Passage
Then these men said, “We will not find any ground of accusation against this Daniel unless we find it against him with regard to the law of his God.”
Then these men said, “We will not find any ground of accusation against this Daniel unless we find it against him with regard to the law of his God.”
Daniel 6:3 Then this Daniel began distinguishing himself among the commissioners and satraps because an extraordinary spirit was in him, and the king planned to set him over the entire kingdom.
Daniel 6:4 Then the commissioners and satraps began seeking to find a ground of accusation against Daniel in regard to matters of the kingdom; but they were not able to find any ground of accusation or evidence of corruption, inasmuch as he was faithful, and no negligence or corruption was to be found in him.
Daniel 6:5 Then these men said, “We will not find any ground of accusation against this Daniel unless we find it against him with regard to the law of his God.”
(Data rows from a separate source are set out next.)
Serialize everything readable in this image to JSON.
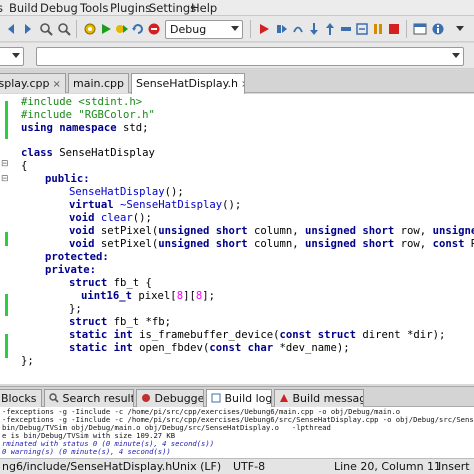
{
  "menubar": {
    "items": [
      "s",
      "Build",
      "Debug",
      "Tools",
      "Plugins",
      "Settings",
      "Help"
    ]
  },
  "toolbar": {
    "build_target": "Debug"
  },
  "tabs": [
    {
      "label": "Display.cpp",
      "active": false
    },
    {
      "label": "main.cpp",
      "active": false
    },
    {
      "label": "SenseHatDisplay.h",
      "active": true
    }
  ],
  "tab_close": "×",
  "fold_symbol": "⊟",
  "code": {
    "line1_pp": "#include <stdint.h>",
    "line2_pp": "#include \"RGBColor.h\"",
    "line3_kw": "using namespace",
    "line3_rest": " std;",
    "line5_kw": "class",
    "line5_rest": " SenseHatDisplay",
    "line6": "{",
    "line7_kw": "public:",
    "line8_fn": "SenseHatDisplay",
    "line8_rest": "();",
    "line9_kw": "virtual",
    "line9_fn": " ~SenseHatDisplay",
    "line9_rest": "();",
    "line10_kw": "void",
    "line10_fn": " clear",
    "line10_rest": "();",
    "line11_kw": "void",
    "line11_rest": " setPixel(",
    "line11_kw2": "unsigned short",
    "line11_rest2": " column, ",
    "line11_kw3": "unsigned short",
    "line11_rest3": " row, ",
    "line11_kw4": "unsigned in",
    "line12_kw": "void",
    "line12_rest": " setPixel(",
    "line12_kw2": "unsigned short",
    "line12_rest2": " column, ",
    "line12_kw3": "unsigned short",
    "line12_rest3": " row, ",
    "line12_kw4": "const",
    "line12_rest4": " RGBCo",
    "line13_kw": "protected:",
    "line14_kw": "private:",
    "line15_kw": "struct",
    "line15_rest": " fb_t {",
    "line16_ty": "uint16_t",
    "line16_rest": " pixel[",
    "line16_n1": "8",
    "line16_mid": "][",
    "line16_n2": "8",
    "line16_end": "];",
    "line17": "};",
    "line18_kw": "struct",
    "line18_rest": " fb_t *fb;",
    "line19_kw": "static int",
    "line19_rest": " is_framebuffer_device(",
    "line19_kw2": "const struct",
    "line19_rest2": " dirent *dir);",
    "line20_kw": "static int",
    "line20_rest": " open_fbdev(",
    "line20_kw2": "const char",
    "line20_rest2": " *dev_name);",
    "line21": "};"
  },
  "lower_tabs": [
    {
      "label": "Blocks",
      "icon": "blocks-icon"
    },
    {
      "label": "Search results",
      "icon": "search-icon"
    },
    {
      "label": "Debugger",
      "icon": "debugger-icon"
    },
    {
      "label": "Build log",
      "icon": "build-log-icon",
      "active": true
    },
    {
      "label": "Build messages",
      "icon": "build-messages-icon"
    }
  ],
  "build_log": [
    "-fexceptions -g -Iinclude -c /home/pi/src/cpp/exercises/Uebung6/main.cpp -o obj/Debug/main.o",
    "-fexceptions -g -Iinclude -c /home/pi/src/cpp/exercises/Uebung6/src/SenseHatDisplay.cpp -o obj/Debug/src/SenseHatDisplay.",
    "bin/Debug/TVSim obj/Debug/main.o obj/Debug/src/SenseHatDisplay.o   -lpthread",
    "e is bin/Debug/TVSim with size 109.27 KB",
    "rminated with status 0 (0 minute(s), 4 second(s))",
    "0 warning(s) (0 minute(s), 4 second(s))"
  ],
  "status": {
    "path": "ng6/include/SenseHatDisplay.h",
    "eol": "Unix (LF)",
    "encoding": "UTF-8",
    "position": "Line 20, Column 11",
    "mode": "Insert"
  }
}
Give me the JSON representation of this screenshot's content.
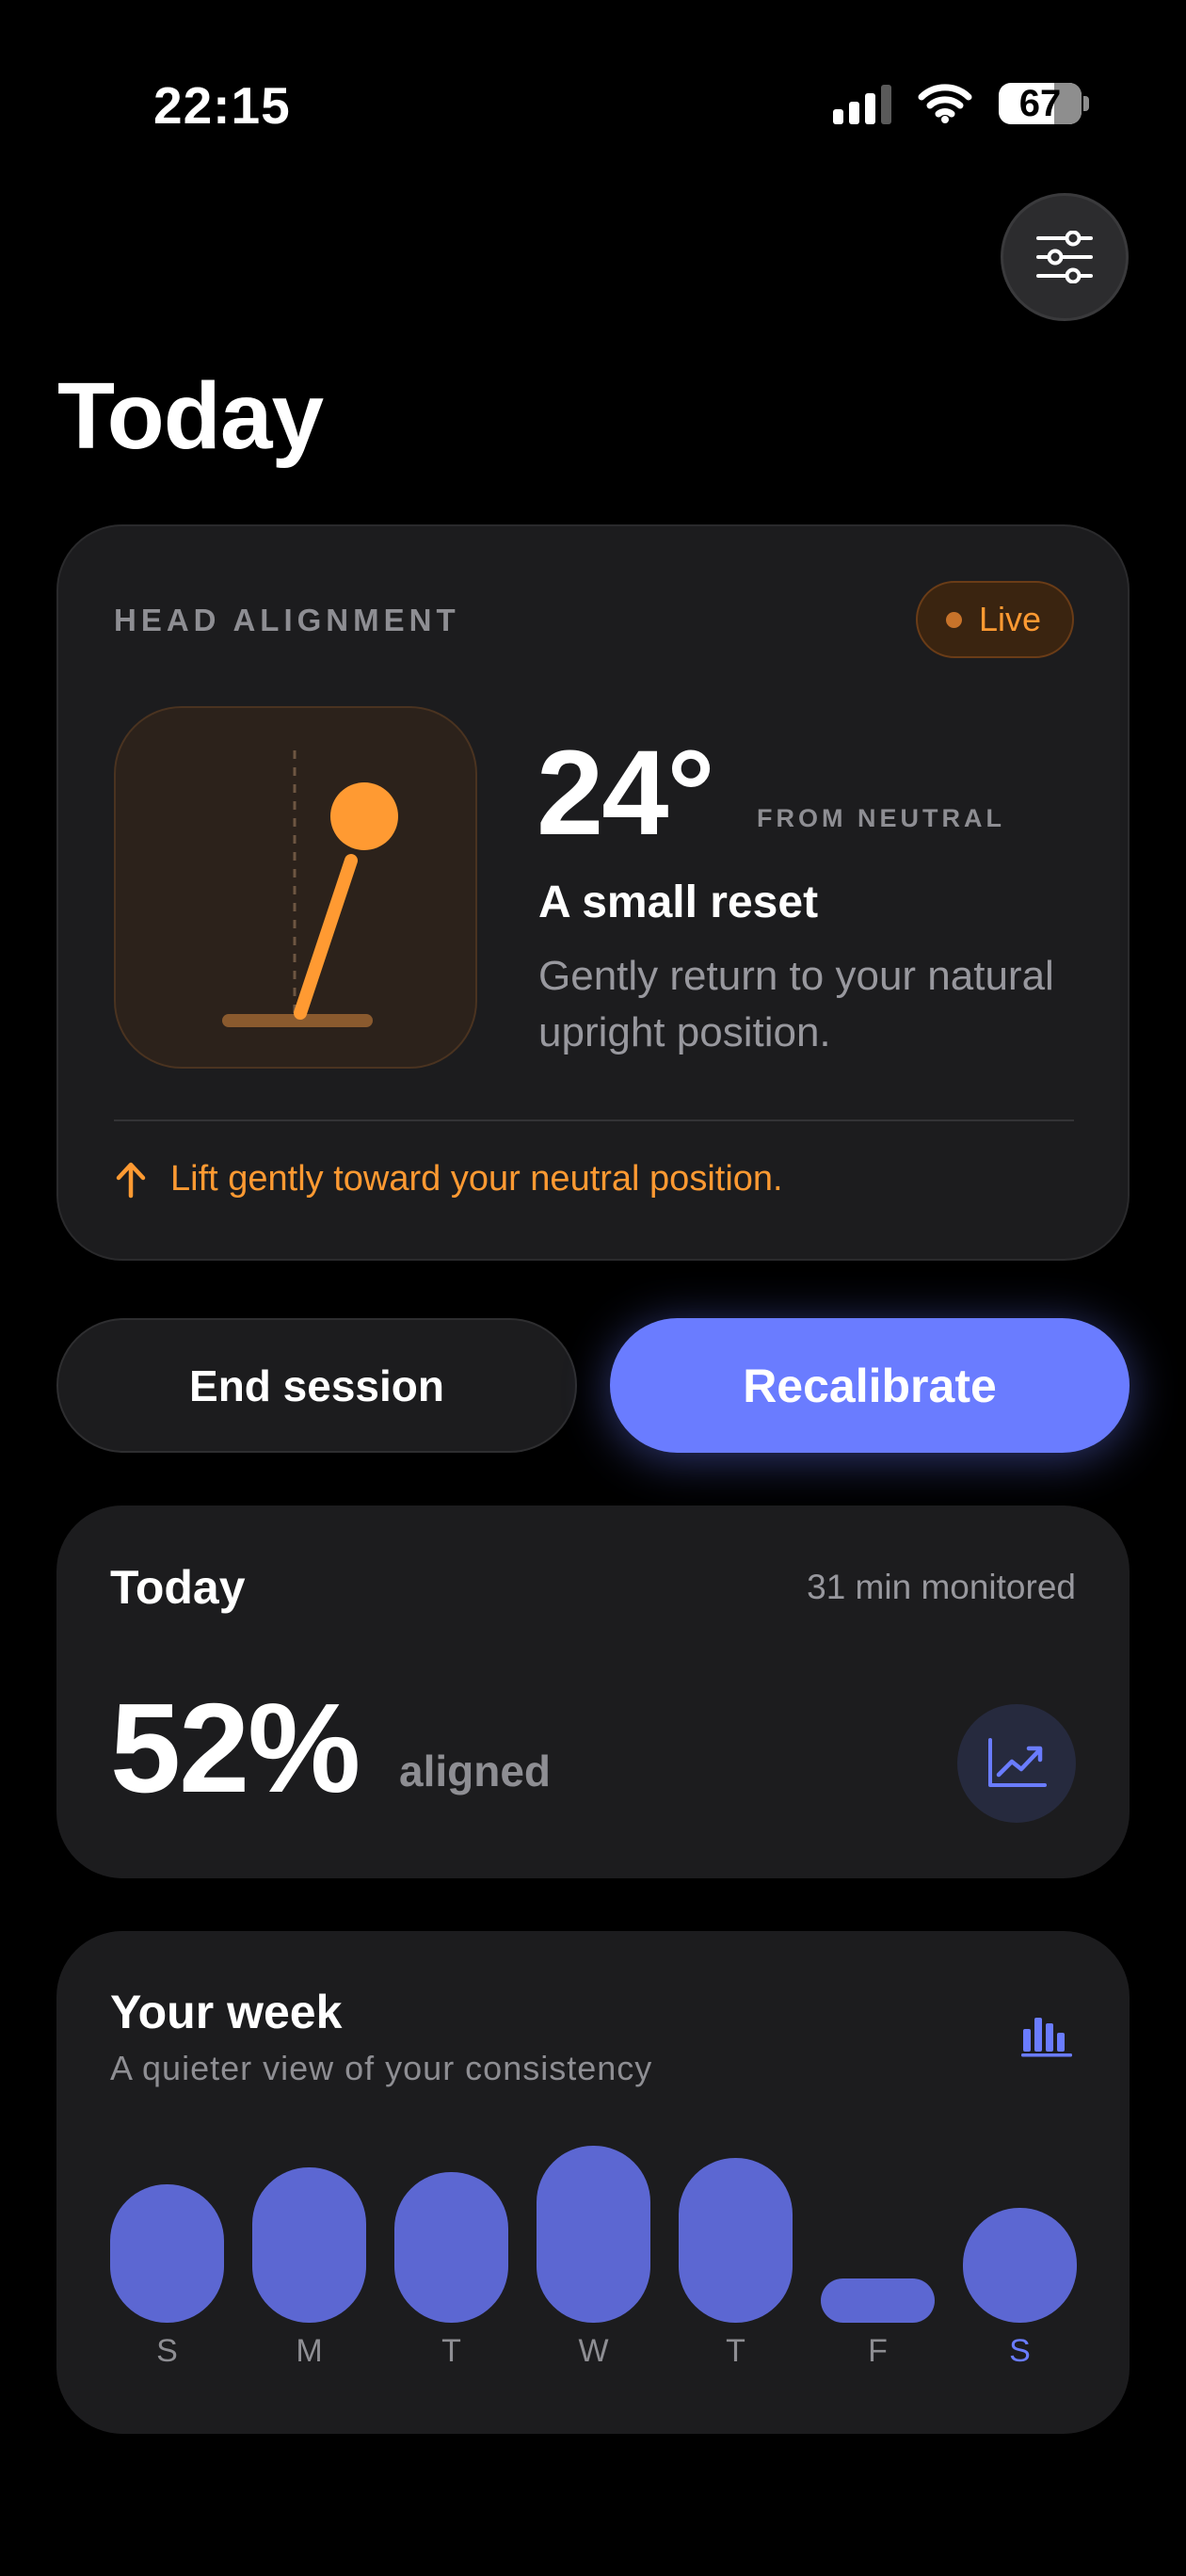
{
  "status_bar": {
    "time": "22:15",
    "battery": "67"
  },
  "header": {
    "title": "Today"
  },
  "alignment_card": {
    "eyebrow": "HEAD ALIGNMENT",
    "live_label": "Live",
    "degree": "24°",
    "from_neutral": "FROM NEUTRAL",
    "title": "A small reset",
    "description": "Gently return to your natural upright position.",
    "hint": "Lift gently toward your neutral position."
  },
  "actions": {
    "end_label": "End session",
    "recalibrate_label": "Recalibrate"
  },
  "today_card": {
    "label": "Today",
    "monitored": "31 min monitored",
    "percent": "52%",
    "aligned_label": "aligned"
  },
  "week_card": {
    "title": "Your week",
    "subtitle": "A quieter view of your consistency",
    "days": [
      {
        "label": "S",
        "level": 0.78
      },
      {
        "label": "M",
        "level": 0.88
      },
      {
        "label": "T",
        "level": 0.85
      },
      {
        "label": "W",
        "level": 1.0
      },
      {
        "label": "T",
        "level": 0.93
      },
      {
        "label": "F",
        "level": 0.25
      },
      {
        "label": "S",
        "level": 0.65,
        "today": true
      }
    ]
  },
  "colors": {
    "accent": "#6a7cff",
    "warning": "#ff9a32",
    "bar": "#5c67d2",
    "card": "#1c1c1e"
  }
}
Daniel 6:6 Then these commissioners and satraps came by agreement to the king and said thus to him: “King Darius, live forever!
Daniel 6:7 All the commissioners of the kingdom, the prefects and the satraps, the high officials and the governors have counseled together that the king should establish a statute and enforce an injunction that anyone who seeks to make a petition to any god or man besides you, O king, for thirty days, shall be cast into the lions’ den.
The verse centers on "said", "find", "ground", "accusation", "against", "daniel", and "unless". It is saying that the verse draws attention to "said" and "find", so its meaning should be read from those terms before moving to application.
The nearby context moves from verse 4's "Then the commissioners and satraps began seeking..." into verse 6's "Then these commissioners and satraps came by...", so "said" and "find" belong inside that flow. In Daniel context, the local focus is covenant, worship, and faithfulness.
A plain takeaway is to answer the verse's own emphasis on "said" and "find" with trust shaped by these words, not by a vague optimism outside the passage.